The decline in EUR/USD this morning appears to be largely driven by USD strength, though the euro also seems less stable due to the potential for a dovish shift by the European Central Bank (ECB) compared to the U.S. Federal Reserve. Francesco Pesole, FX strategist at ING, highlights these dynamics.
A retest of the 1.110 support level is possible, as the two-year OIS USD
spread has tightened again below 100 basis points following Fed Chair Powell’s recent speech, currently sitting at 96 basis points. While this spread could suggest EUR/USD trading above 1.12, a softer risk environment is prompting some profit-taking, with speculation that the rate differential might widen again.
Markets are currently pricing in a 50 basis point move by the Fed by year-end (totaling 100 basis points), while the ECB is expected to deliver only 64 basis points over its last three meetings in 2024. This decoupling of Fed-ECB rate expectations may cause unease among investors, with risks leaning toward the ECB pricing in more easing to align with the Fed. Germany’s return to recession in the second quarter could also contribute to this potential realignment.

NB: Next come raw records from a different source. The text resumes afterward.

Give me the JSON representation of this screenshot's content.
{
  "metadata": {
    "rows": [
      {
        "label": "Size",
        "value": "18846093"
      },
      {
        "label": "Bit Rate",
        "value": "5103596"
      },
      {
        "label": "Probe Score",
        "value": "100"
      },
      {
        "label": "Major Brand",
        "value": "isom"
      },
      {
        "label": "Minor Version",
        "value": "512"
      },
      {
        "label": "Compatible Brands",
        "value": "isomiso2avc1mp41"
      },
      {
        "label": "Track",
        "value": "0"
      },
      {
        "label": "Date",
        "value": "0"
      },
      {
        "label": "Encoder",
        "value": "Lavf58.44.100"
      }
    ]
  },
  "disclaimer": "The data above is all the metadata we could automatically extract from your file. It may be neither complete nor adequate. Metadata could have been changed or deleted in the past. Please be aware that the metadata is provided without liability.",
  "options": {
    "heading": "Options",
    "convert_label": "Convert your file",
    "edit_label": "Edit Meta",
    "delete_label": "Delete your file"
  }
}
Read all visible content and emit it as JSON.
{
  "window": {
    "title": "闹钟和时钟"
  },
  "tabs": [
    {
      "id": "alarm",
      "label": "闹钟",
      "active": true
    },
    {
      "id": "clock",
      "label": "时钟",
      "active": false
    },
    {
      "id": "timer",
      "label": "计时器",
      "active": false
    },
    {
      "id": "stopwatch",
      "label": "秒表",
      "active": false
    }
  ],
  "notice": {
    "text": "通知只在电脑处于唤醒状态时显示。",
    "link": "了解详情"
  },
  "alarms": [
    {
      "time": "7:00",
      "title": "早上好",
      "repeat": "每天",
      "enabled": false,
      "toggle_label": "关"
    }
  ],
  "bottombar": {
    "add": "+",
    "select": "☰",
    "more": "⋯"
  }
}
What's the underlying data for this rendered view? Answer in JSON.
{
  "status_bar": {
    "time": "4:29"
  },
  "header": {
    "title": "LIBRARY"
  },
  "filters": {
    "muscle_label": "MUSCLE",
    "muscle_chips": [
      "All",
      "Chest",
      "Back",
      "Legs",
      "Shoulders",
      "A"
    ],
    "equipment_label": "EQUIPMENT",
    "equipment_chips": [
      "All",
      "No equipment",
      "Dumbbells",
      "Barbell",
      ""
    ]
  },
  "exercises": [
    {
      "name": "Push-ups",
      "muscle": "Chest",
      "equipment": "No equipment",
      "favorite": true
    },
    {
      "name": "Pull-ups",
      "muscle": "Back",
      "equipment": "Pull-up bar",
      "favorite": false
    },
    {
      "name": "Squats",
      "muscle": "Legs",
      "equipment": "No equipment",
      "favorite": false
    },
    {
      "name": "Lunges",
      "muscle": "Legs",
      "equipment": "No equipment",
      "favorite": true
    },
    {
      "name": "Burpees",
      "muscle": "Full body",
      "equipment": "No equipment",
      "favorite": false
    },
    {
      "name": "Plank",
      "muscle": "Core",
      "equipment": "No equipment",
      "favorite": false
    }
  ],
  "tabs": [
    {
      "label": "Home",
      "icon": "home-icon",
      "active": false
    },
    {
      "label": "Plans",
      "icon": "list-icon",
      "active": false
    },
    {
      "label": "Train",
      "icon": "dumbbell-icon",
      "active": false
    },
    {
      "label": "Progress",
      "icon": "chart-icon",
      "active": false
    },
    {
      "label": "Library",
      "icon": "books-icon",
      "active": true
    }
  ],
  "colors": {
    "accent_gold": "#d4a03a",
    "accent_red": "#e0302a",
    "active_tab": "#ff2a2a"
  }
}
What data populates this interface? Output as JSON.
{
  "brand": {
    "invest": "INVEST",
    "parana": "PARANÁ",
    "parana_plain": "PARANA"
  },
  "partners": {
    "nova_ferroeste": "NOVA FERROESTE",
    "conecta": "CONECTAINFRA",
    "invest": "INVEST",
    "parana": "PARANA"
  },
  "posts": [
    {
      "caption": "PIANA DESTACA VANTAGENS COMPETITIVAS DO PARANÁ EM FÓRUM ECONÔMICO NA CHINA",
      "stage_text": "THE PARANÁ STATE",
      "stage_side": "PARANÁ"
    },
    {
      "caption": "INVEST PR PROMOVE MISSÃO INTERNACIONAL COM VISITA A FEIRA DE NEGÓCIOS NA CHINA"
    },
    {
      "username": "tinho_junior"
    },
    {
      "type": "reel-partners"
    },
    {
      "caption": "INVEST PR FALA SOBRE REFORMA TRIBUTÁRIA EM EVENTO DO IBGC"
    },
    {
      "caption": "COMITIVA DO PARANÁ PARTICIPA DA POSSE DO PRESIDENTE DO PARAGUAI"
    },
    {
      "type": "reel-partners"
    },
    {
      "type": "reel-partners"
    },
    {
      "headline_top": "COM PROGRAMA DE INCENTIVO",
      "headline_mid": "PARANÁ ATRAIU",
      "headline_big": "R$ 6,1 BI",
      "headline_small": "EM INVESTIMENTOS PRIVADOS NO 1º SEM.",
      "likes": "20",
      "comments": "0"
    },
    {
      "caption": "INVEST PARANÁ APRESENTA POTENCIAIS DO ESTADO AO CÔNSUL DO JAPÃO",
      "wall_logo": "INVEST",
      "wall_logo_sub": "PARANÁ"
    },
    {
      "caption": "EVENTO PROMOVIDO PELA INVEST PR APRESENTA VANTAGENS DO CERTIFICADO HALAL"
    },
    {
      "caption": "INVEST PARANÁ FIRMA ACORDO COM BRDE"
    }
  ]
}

EUR/USD may face challenges in returning to the 1.120 level in the coming days, especially as the absence of key U.S. data might favor the dollar. A retest of the 1.110 support level is possible. However, Pesole does not see the conditions for a significant unwinding of the recent EUR/USD rally. The upcoming eurozone CPI figures, set to be released tomorrow, will be a crucial test for the ECB-Fed decoupling narrative.